Er, Dicki Miller aus Norwood, ist bei der Aufklärung eines aufsehenerregenden Kriminalfalles dabei.
Er, Dicki Miller, hat einen Freund, der sich unsichtbar machen kann... Unfaßbar! Nur schade, daß er all diese Sensationen für sich behalten muß.
In diesem Augenblick ziehen die Bremsen an. Ein Ruck geht durch den Zug.
„Wir sind da, Dicki, komm!“
Schon wenige Minuten nach ihrer Ankunft in Hertford wissen sie, in welcher Richtung die Jagdhütte zu suchen ist. Um jedes Aufsehen zu vermeiden, verzichtet Perry auf einen Mietwagen. Munter marschieren sie drauflos, und bald haben sie den Wald erreicht. Tiefe Stille umgibt sie. Nur das gelegentliche Geräusch der Waldtiere unterbricht die Ruhe.
Nach zwanzig Minuten zieht Perry seine Jacke aus und hängt sie sich über die Schultern.
Eine Dreiviertelstunde vergeht, bis sie an einem Baum ein winziges Täfelchen entdecken: „Zur Jagdhütte Kandarsky — Privatweg.“
„Endlich“, stöhnt Dicki. „Eisenbahnfahren ist besser!“
„Ich werde dir nicht widersprechen, Dicki“, brummt Perry und wischt sich den Schweiß von der Stirn.

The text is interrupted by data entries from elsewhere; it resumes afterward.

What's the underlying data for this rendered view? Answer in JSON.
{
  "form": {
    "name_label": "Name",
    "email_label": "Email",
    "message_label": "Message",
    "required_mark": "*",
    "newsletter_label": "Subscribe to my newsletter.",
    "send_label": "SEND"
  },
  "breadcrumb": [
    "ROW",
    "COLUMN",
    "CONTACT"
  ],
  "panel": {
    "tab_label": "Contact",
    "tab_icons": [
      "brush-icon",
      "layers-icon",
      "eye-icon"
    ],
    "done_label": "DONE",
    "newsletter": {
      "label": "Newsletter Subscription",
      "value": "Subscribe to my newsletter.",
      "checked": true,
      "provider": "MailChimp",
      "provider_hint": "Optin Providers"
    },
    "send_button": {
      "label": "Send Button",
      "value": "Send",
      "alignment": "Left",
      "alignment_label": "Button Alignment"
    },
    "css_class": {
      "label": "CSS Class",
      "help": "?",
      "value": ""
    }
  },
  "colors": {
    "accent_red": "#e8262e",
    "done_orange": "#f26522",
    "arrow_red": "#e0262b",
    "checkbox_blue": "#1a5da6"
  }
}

Zirka hundertfünfzig Meter müssen sie gehen, bis sie hinter einer leichten Biegung des Weges das Haus entdecken.
„Hütte ist gut...“ staunt Dicki, „das ist ja ein richtiges Haus.“
„Das haben Jagdhütten so an sich“, erklärt Perry, „es scheint niemand da zu sein.“
„Alle Fensterläden sind zu. Jetzt haben wir den weiten Weg umsonst gemacht.“
„Scheint so, daß ich ein paar Fensterläden aufstoßen muß... so, Dicki, jetzt kommt deine große Stunde. Du mußt mir sozusagen den Rücken freihalten. Hier — nimm die Kuckuckspfeife...“
Dickis Augen sind ganz groß, und seiner Stimme hört man das Erschrecken an:
„Aber Mister Clifton — Sie können doch nicht einfach in das Haus... das ist doch Einbruch...“
Perry streicht Dicki leise übers Haar.
„Du hast recht, Dicki... ich muß es trotzdem tun.“
Aber Dicki ist keineswegs beruhigt. Im Gegenteil:
„Ich würde es nicht tun, Mister Clifton...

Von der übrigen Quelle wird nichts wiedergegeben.